Video: Genetic ancestry of the Scandinavian Vikings
2024 Author: Seth Attwood | [email protected]. Last modified: 2023-12-16 15:55
Scientists have deciphered the DNA of the ancient Vikings and found that they are the descendants of two groups of people - immigrants from Central Europe and residents of the north of modern Russia and the Baltic states, who migrated to Scandinavia about 10 thousand years ago, according to an article published in the journal PLoS Biology.
“We found that already 10 thousand years ago, when Scandinavia was just freed from ice, two groups of migrants entered its territory at once. These migrations were repeated many times later - at the end of the Stone Age, at the beginning of the Bronze Age and after the emergence of civilization. have almost nothing to do with the first inhabitants of the peninsula, - said Mattias Jacobson (Mattias Jacobson) from the University of Uppsala (Sweden).
According to scientists today, the first modern people penetrated the territory of Europe about 45-40 thousand years ago, traveling in several ways - through the Balkans, the islands of the Mediterranean Sea and moving along the coast of Africa towards Spain.
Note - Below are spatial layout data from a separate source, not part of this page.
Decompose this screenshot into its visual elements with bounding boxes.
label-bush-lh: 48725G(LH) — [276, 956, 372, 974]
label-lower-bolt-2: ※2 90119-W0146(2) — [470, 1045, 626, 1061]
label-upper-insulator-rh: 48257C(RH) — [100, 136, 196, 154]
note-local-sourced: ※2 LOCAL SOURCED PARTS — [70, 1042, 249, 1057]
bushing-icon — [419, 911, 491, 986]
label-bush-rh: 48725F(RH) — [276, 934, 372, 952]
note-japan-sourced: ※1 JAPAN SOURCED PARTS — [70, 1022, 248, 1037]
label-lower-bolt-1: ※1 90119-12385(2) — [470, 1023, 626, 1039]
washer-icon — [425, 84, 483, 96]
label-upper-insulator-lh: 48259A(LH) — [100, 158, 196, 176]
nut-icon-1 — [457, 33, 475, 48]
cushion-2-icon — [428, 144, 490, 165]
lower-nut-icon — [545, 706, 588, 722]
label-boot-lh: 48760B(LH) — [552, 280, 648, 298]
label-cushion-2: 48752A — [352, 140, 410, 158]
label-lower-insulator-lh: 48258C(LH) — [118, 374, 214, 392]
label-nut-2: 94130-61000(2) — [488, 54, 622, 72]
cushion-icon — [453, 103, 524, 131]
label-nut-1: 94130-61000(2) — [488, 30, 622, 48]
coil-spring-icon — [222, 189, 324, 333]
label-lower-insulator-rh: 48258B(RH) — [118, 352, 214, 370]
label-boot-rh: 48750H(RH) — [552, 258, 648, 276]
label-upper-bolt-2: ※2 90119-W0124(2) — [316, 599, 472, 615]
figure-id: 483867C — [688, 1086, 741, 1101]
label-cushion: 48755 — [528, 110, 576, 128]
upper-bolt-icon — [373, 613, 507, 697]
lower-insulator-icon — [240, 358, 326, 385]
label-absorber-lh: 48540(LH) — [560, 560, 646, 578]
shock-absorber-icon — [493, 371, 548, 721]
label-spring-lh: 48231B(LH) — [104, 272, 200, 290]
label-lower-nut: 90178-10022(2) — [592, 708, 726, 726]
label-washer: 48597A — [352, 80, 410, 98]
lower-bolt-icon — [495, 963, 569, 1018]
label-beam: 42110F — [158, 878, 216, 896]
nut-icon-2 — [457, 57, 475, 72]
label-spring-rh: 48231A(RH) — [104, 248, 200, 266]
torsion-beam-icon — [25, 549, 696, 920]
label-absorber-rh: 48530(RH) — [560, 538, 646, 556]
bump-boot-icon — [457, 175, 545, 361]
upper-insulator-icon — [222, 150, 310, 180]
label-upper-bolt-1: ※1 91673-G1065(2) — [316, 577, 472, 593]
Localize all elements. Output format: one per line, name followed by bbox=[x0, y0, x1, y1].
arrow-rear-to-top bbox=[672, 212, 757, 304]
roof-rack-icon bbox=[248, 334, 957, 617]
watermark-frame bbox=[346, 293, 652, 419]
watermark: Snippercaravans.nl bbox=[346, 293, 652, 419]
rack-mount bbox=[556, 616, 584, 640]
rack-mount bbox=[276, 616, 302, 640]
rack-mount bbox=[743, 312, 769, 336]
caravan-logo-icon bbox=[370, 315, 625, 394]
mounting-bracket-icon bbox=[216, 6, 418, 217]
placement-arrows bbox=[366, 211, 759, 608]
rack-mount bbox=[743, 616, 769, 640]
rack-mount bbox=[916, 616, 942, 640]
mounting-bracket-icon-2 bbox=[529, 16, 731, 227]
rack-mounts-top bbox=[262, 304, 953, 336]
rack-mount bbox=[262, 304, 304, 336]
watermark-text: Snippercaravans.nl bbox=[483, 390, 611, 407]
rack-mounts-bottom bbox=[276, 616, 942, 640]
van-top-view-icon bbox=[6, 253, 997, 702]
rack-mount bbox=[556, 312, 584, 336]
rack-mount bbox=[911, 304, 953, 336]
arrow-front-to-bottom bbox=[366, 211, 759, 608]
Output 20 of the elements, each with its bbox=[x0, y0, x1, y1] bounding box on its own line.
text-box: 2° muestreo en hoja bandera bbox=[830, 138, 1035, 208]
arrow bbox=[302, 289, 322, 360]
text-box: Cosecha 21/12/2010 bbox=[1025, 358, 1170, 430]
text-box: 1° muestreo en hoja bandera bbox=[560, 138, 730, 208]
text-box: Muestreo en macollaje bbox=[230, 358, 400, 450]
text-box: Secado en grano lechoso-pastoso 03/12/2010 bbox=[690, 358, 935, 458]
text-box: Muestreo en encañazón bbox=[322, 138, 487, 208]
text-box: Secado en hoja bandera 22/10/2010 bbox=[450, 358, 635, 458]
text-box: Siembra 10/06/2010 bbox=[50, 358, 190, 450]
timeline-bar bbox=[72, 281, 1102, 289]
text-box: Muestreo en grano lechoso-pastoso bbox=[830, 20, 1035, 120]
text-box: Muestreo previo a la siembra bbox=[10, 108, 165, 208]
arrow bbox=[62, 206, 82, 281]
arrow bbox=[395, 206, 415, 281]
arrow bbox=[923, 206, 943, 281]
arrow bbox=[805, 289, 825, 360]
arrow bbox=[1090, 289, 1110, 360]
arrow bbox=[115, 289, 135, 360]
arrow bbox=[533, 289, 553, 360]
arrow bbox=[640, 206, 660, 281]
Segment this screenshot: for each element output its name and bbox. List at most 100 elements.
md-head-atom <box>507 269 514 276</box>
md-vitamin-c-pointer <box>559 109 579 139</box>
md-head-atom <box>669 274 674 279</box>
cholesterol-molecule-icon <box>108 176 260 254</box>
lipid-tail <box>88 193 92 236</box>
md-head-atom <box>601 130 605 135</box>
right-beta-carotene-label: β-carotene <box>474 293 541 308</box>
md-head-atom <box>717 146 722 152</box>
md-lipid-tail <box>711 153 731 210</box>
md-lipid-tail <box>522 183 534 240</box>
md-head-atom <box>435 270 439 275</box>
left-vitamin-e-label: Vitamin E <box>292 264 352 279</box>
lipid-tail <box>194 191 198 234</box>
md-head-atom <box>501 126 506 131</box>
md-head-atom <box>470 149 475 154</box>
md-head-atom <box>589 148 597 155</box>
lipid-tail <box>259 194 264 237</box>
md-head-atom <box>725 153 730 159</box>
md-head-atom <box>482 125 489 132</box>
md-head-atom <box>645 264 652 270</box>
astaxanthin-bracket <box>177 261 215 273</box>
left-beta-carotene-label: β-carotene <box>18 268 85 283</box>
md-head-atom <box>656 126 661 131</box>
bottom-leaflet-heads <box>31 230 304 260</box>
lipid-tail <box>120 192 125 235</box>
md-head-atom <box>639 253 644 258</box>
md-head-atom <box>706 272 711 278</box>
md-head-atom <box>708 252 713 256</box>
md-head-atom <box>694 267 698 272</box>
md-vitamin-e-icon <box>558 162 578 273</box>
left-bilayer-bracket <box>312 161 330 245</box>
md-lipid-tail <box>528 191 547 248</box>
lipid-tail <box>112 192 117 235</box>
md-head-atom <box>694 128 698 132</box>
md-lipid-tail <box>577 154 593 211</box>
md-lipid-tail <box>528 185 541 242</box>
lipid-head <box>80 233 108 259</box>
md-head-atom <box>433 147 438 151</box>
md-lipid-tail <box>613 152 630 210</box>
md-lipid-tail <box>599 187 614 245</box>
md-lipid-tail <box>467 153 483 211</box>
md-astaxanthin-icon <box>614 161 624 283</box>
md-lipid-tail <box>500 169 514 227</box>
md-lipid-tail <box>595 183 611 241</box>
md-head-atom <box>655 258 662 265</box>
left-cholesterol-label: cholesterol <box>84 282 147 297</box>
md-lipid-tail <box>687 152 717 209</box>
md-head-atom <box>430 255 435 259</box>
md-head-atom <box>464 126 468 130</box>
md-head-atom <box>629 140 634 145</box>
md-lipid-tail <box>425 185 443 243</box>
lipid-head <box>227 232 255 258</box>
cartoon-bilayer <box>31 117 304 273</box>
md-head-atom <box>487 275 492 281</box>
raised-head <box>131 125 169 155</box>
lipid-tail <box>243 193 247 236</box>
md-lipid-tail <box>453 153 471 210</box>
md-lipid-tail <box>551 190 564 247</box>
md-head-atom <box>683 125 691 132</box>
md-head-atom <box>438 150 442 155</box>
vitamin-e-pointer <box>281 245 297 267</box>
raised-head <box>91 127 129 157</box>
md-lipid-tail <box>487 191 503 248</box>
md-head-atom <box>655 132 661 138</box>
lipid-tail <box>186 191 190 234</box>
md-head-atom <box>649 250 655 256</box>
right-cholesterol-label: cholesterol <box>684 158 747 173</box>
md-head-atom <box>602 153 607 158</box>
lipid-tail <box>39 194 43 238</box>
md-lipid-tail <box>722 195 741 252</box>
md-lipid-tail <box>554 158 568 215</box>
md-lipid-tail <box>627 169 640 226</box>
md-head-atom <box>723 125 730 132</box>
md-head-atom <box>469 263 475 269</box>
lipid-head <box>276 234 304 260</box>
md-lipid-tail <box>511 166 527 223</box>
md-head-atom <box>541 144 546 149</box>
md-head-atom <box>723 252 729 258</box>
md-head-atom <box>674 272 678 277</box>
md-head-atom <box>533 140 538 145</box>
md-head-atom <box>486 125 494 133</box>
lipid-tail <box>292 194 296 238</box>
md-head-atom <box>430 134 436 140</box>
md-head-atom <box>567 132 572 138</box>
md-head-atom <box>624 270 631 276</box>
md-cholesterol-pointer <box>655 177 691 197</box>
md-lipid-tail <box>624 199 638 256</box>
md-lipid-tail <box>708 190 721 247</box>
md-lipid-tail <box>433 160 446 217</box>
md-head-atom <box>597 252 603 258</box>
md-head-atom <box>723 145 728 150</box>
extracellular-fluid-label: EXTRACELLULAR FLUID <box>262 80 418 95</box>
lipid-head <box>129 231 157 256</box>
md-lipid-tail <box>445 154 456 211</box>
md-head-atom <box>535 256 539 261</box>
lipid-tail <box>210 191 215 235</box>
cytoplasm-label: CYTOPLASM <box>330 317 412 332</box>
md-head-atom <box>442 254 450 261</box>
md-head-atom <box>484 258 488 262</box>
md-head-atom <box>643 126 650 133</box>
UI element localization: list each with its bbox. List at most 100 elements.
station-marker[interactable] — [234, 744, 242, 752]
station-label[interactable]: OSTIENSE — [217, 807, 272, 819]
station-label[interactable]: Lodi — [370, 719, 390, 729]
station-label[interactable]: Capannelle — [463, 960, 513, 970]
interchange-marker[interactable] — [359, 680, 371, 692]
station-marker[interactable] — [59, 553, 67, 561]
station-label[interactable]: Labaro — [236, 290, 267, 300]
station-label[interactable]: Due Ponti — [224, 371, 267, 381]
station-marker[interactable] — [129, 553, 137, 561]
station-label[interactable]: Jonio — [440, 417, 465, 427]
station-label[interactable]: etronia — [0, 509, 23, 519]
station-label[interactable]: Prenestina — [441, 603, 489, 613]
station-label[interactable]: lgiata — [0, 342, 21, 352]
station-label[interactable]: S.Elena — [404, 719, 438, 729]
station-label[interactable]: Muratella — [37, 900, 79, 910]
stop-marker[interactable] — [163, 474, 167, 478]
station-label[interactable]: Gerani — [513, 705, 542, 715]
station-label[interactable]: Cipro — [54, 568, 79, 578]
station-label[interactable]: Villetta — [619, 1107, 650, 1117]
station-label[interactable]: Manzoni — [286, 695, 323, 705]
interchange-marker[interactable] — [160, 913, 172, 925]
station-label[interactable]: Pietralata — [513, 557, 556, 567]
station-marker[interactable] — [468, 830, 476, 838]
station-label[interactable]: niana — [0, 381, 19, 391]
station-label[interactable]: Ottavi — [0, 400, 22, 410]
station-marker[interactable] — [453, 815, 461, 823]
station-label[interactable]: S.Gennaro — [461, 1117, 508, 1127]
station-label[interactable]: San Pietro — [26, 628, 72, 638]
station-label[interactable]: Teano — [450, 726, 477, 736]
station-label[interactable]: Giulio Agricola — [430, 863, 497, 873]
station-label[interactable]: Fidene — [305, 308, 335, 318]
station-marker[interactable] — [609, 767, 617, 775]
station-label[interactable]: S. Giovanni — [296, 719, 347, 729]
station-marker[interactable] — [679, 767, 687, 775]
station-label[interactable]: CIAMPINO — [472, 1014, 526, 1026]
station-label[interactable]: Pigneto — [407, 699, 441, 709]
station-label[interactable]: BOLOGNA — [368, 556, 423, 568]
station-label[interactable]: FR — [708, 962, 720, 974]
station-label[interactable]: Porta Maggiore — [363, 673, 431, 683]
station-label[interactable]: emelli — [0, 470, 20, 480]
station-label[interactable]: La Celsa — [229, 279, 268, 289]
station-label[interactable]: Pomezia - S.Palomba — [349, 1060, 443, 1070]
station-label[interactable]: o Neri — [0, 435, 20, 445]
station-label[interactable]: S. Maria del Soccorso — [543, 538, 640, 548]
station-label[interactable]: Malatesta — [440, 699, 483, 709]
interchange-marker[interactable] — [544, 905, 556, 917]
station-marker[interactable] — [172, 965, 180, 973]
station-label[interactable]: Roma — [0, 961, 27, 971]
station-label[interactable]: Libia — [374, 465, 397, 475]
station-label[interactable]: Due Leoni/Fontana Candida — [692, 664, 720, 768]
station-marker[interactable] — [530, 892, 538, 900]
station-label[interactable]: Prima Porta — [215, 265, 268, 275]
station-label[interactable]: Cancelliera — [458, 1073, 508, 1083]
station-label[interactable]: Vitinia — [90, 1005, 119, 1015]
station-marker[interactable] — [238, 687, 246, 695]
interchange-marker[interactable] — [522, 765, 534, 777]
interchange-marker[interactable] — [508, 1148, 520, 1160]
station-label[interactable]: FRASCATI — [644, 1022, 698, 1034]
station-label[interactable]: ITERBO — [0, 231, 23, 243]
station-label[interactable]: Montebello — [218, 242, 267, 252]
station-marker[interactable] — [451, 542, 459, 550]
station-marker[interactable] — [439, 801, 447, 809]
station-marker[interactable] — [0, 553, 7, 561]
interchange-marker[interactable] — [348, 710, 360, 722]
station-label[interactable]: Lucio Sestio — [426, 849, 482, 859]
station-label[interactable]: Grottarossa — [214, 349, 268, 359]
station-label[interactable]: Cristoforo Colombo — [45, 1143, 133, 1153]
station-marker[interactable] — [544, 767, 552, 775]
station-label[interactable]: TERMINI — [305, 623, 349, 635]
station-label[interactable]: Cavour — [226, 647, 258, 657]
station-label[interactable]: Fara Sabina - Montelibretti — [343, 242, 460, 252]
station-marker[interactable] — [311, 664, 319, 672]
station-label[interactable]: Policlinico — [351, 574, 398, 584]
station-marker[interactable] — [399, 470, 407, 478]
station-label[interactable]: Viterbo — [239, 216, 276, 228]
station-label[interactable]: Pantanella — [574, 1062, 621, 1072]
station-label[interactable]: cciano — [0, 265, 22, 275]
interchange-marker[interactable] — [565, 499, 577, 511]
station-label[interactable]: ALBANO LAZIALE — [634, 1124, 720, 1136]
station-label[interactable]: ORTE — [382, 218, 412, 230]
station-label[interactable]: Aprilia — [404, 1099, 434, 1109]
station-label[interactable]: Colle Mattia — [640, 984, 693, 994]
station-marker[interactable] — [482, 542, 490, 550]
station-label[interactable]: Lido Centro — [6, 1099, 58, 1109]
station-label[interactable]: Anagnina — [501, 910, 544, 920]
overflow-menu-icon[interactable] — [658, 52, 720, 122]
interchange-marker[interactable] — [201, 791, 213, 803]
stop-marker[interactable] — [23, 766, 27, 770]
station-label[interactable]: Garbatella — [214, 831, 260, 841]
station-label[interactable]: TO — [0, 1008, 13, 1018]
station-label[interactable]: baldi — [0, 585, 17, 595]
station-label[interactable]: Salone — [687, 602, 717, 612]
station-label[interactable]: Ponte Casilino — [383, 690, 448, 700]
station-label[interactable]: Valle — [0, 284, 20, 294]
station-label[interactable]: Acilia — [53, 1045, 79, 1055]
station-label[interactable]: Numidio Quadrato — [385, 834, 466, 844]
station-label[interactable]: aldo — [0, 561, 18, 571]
The traces of these first humans, in the form of artifacts from the Aurignacian and Gravetian cultures, preserved in caves in southern France and northern Italy, helped scientists figure out what these people looked like and find hints as to why they "beat" the Neanderthals in the competition.
The first inhabitants of Europe, whose traces almost completely disappeared from the DNA of modern Europeans, did not populate the entire subcontinent - almost all of its northern regions, including Britain, northern Russia and Scandinavia, were covered with ice until relatively recently and were not suitable for human life. … Only 17-15 thousand years ago, when the ice receded for the last time, the north became accessible to its first inhabitants.
Jakobson and his colleagues deciphered the DNA of the allegedly first inhabitants of Scandinavia, whose remains were buried on the western coast of Norway, on the island of Gotland in the Baltic Sea and in the Stura-Karlsø nature reserve approximately 6-9 thousand years ago.
Thanks to the low temperatures and permafrost, fragments of DNA have been preserved unusually well in their bones, which has helped scientists to restore the genomes of their owners with almost the same accuracy that is available to the genetic material of modern humans.
As a result, paleogenetics counted not only the "female" mitochondrial DNA and the "male" Y chromosome, but also found about 10 thousand small mutations in the rest of their genome. This made it possible to very accurately calculate the age of the remains, reveal their pedigree and find their modern relatives.
The results of their analysis surprised scientists extremely - it turned out that the inhabitants of the western part of modern Norway were much closer in their DNA structure to the ancient inhabitants of the north of Russia and the Baltic states than to their neighbors living in the southern part of Scandinavia. Their genomes, in turn, were similar to the genetic material of hunter-gatherers who lived at that time in Germany and other regions of Central Europe.
Scientists suggest that this is due to the fact that in Scandinavia at that time lived two separate populations of ancient "Vikings", one of which penetrated into the region from the south, moving through Denmark and the adjacent islands, and the second - from the east, moving along the coast Norway. Interestingly, these first inhabitants of the peninsula, according to Jacobson and his colleagues, were extremely different from each other.
Southerners had the typical "European" appearance of that time - they had blue eyes and dark skin, while the northern "Vikings" were distinguished by fair skin and varied colors of eyes and hair. These differences are well combined with archaeological and paleochemical data suggesting that these people ate different foods and made completely different tools.
Traces of DNA from both groups of people have been preserved in the genomes of later inhabitants of Scandinavia, as well as of its modern inhabitants. This suggests that they were not isolated from each other and periodically came into contact, exchanging DNA. As scientists suggest, such an exchange helped their common descendants adapt to life in the harsh north of Europe and maintain a high level of genetic diversity, which is not observed in other regions of the subcontinent.